Here we are, well into April with Congress off on a two-week Easter recess, and only a handful of Secretary of State Alexander Haig's helpmates have been confirmed. Last week three of the most important "geographic" assistant secretaries, Lawrence Eagleburger (Europe), Nicholas Veliotes (Mideast) and Chester Crocker (Africa) were actually on overseas assignments, supposedly representing the U.S. government--but without senatorial portfolio.
State's top economic officials, undersecretary-designate Meyer Rashish, whose nomination papers just recently reached the Senate Foreign Relations Committee, says he's been working "12 hours a day since January 20," shaping new administration policy, though his confirmation hearings won't be held until after the recess. Central America is Haig's highest priority, and his choice for assistant secretary for that part of the world, Thomas Enders, is physically installed in his precedessor's office grappling with, among other things, the red-hot issue of El Salvador.
Yet Ender's designation by the White House, as of a few days ago, had not ever been announced. A joke around the department is that he is the "assistant secretary-suspect."
What's the hang-up?
Haig himself was lightning-quick off the mark in picking his team. While holding him blameless, the scapegoaters an finger-pointers have no end of other targets: endless FBI security checks; mountainous paper work, complicated by meticulous new conflict-of-interest tests imposed not only by the executive branch but by the Senate committee as well; White House bottlenecks, clogged by the complaints of the Reagan "kitchen cabinet" that Haig's choices were insufficiently dedicated to the pure Reagan view of the world.
But the real villain of the piece is to be found, ironically, on the Republican side of the Foreign Relations Committee--newly under Republican control. The one-man wrecking crew is Sen. Jesse Helms, the amiable-looking arch-conservative from North Carolina who has somehow taken into his head that if he isn't secretary of state he ought to be. s
It is Helms's further fancy that whatever foreign-policy mandate Ronald Reagan received in last November's vote, it did not include a grant of authority to pick his own foreign policy-making team without the particular advice and consent of Jesse Helms. And so, from the outset, as the Haig/Reagan choices were first flight-tested in unofficial public disclosures and then formally announced, Helms has been waging what one Senate committee source describes as a "calculated campaign of brow-beating, harassments, threats and delays."
The result, as one Democratic committee member puts it, hass been a "sort of guerrilla war between Helms and not only the White House but the committee as well." One effect was to delay final White House submission to the Senate of candidates objectionable to Helms--which included Eagleburger (too close to Kissinger), Crocker (too sympathetic to Black Africa), the Asian assistant secretary, John Holdridge (soft on Peking) and to a lesser degree just about all the rest of Haig's list.
The bargaining, one hears, was intense. Its consequences, one suspects, may well be reflected in further appointments down the line (ambassadorships, for example) or perhaps in future policy concessions to Helms.

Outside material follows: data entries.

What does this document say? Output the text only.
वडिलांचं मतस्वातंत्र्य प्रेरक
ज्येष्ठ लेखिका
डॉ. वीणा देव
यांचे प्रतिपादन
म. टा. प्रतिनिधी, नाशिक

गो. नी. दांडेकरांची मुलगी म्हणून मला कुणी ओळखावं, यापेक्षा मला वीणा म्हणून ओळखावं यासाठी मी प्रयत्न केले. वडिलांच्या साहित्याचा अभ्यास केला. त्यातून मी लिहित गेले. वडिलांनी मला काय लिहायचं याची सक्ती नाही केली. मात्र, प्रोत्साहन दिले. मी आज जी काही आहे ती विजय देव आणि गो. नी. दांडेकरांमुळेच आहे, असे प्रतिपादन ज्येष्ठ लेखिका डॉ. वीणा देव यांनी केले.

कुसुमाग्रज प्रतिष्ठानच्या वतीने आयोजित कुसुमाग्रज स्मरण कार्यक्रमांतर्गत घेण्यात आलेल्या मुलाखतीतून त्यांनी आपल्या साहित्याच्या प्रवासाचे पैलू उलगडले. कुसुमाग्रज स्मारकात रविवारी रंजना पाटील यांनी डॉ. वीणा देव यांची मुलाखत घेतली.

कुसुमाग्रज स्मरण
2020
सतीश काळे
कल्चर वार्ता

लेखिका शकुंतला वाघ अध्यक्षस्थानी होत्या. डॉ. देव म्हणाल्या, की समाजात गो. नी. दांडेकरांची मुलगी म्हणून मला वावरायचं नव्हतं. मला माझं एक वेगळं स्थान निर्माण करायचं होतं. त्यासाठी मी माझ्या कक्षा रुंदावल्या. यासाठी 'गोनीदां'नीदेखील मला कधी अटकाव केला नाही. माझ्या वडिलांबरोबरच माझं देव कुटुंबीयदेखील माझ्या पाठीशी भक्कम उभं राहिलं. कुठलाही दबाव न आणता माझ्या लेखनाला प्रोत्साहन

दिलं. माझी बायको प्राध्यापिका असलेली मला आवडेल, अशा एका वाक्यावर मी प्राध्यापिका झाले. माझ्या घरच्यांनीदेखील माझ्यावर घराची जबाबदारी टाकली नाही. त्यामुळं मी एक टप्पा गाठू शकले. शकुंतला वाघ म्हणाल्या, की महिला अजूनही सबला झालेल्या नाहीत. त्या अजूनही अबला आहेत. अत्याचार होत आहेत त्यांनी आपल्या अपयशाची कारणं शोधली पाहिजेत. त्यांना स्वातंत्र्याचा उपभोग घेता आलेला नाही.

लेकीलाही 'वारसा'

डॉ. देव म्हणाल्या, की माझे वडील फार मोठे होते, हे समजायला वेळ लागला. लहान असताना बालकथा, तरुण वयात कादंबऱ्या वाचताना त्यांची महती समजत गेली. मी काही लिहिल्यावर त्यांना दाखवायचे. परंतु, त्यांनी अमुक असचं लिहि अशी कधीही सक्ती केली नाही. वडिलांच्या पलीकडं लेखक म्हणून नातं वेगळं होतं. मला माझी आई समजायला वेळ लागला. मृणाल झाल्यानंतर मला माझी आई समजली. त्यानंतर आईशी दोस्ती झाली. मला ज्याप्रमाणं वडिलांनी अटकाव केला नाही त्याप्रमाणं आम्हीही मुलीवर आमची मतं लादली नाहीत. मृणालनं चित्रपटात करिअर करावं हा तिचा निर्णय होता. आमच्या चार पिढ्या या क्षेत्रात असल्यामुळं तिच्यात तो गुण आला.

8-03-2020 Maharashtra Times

But by far the most serious consequence has been not only in the disruption of the confirmation process but also in the appearance conveyed of Helms's extraordinary, single-handed capacity to obstruct.
Even though the administration has finally forwarded most of the more controversial nominations to the committee, one staff member estimates "we may well be still dealing with State Department appointments well into June, or even July."
What worries administration officials is what this says about the future ability of the leadership of the Foreign Relations Committee to deal with Jesse Helms. One thing it may say is that the administration will find itself forced to turn increasingly for help from committee Democrats. When Helms was badering Reagan's man Crocker the other day, and forcing a delay of his confirmation until his return from Africa, it was Democrat Alan Cranston who lodged the loudest protest.
"I think it harms American foreign policy to you go abroad without confirmation," he declared. "The fault lies here in the Senate," he added, staring hard at Jesse Helms.